Conservationists agree steps to save African lion

By Ed Stoddard

JOHANNESBURG (Reuters) - Regional governments and
conservationists have agreed on initial steps that need to be
taken to save the African lion, which has been pushed to the
brink of extinction throughout much of its range.

The strategies were worked out at a workshop on lions in
east and southern Africa which wrapped up at the weekend.

"...the reduction in the lion's wild prey base, human-lion
conflicts and habitat degradation are the major reasons for
declining lion populations and need to be addressed," the World
Conservation Union, one of the workshop's organizers, said in a
statement on Monday.

Government officials, local community representatives, lion
biologists and safari hunters attended the meeting.

"Regulated trophy hunting was not considered a threat, but
rather viewed as a way to help alleviate human-lion conflict
and generate economic benefits for poor people to build their
support for lion conservation," the statement said.

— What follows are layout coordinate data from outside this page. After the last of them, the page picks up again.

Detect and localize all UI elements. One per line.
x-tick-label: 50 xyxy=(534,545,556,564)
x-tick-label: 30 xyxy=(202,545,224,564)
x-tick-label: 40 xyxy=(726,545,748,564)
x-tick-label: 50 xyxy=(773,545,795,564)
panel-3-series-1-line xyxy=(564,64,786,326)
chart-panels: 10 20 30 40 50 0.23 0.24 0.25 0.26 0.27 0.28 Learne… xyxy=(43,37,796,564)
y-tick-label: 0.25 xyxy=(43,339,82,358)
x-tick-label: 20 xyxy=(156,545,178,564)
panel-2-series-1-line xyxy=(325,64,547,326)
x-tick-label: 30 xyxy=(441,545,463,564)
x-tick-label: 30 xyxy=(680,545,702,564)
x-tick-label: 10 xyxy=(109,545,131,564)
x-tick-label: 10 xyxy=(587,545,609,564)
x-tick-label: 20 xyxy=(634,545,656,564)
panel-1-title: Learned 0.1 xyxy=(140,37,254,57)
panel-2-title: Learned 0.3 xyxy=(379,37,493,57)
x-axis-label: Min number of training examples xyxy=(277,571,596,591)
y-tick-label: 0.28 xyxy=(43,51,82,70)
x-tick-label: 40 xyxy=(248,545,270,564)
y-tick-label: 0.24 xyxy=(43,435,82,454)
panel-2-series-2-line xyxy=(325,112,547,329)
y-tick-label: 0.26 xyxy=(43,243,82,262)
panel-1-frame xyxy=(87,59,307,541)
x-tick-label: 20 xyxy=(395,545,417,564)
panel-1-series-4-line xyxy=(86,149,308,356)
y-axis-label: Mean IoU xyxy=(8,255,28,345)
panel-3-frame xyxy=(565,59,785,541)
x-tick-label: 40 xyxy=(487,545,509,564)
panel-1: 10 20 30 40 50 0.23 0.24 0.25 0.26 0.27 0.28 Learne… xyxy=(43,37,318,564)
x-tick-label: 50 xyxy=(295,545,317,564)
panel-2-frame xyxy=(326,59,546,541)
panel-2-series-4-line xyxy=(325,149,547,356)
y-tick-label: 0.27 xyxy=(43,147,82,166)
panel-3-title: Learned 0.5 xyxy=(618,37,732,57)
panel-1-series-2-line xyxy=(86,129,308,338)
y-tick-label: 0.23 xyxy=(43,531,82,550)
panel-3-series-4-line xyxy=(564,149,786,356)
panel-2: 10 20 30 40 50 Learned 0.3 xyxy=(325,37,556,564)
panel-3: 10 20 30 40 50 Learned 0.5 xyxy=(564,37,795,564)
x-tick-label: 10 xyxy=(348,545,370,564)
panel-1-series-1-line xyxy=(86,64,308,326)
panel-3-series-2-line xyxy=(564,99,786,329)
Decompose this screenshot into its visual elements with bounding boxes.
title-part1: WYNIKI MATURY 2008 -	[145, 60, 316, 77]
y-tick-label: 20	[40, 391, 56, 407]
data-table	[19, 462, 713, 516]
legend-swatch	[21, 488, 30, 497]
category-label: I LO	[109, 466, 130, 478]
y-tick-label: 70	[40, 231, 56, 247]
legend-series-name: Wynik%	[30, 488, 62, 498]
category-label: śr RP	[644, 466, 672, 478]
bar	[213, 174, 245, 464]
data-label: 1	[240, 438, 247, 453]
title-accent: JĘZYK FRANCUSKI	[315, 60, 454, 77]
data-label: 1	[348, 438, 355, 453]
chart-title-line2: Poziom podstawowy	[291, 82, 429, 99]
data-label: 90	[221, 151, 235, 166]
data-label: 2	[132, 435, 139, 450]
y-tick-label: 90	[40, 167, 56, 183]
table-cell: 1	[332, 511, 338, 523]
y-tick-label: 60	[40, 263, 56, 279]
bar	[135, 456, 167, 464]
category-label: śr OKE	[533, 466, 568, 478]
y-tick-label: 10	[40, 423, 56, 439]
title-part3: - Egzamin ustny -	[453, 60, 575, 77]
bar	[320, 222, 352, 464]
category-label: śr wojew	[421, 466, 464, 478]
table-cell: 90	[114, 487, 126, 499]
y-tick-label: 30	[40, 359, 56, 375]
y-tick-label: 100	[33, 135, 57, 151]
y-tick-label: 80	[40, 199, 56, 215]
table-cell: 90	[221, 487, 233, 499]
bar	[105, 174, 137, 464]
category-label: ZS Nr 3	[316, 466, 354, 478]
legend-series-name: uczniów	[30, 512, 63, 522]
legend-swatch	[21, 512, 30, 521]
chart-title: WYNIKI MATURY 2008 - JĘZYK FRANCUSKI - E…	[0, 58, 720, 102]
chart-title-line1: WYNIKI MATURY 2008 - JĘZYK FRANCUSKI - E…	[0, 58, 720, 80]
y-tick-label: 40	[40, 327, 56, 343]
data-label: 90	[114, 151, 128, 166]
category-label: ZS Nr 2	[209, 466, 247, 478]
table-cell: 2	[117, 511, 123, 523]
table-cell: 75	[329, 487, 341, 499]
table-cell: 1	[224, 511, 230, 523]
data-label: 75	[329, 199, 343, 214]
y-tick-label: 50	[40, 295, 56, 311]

Trophy hunting of lions already takes place in several
African states including South Africa, Tanzania and Zimbabwe.

But expanding these lucrative operations to other states is
bound to be opposed by animal welfare groups which view hunting
as cruel.

With its iconic status as "King of the Beasts," the hunting
of the lion is an emotive issue sure to stir controversy, even
if it does generate revenue for poor rural communities from
licensing fees and jobs created.

Other strategies agreed on at the meeting include: action
to prevent the illegal trade in lions and lion products;
developing management capacity; and creating economic
incentives for poor rural folk to live close to lions.

The lion's overall situation is dire in the face of
swelling human populations on the world's poorest continent.

"Over the past 20 years, lion numbers are suspected to have
dropped dramatically from an estimated 76,000 to a population
estimated to be between 23,000 and 39,000 today. Across Africa,
the lion has disappeared from over 80 percent of its former
range," the World Conservation Union said.

In West Africa lions number fewer than 1,500.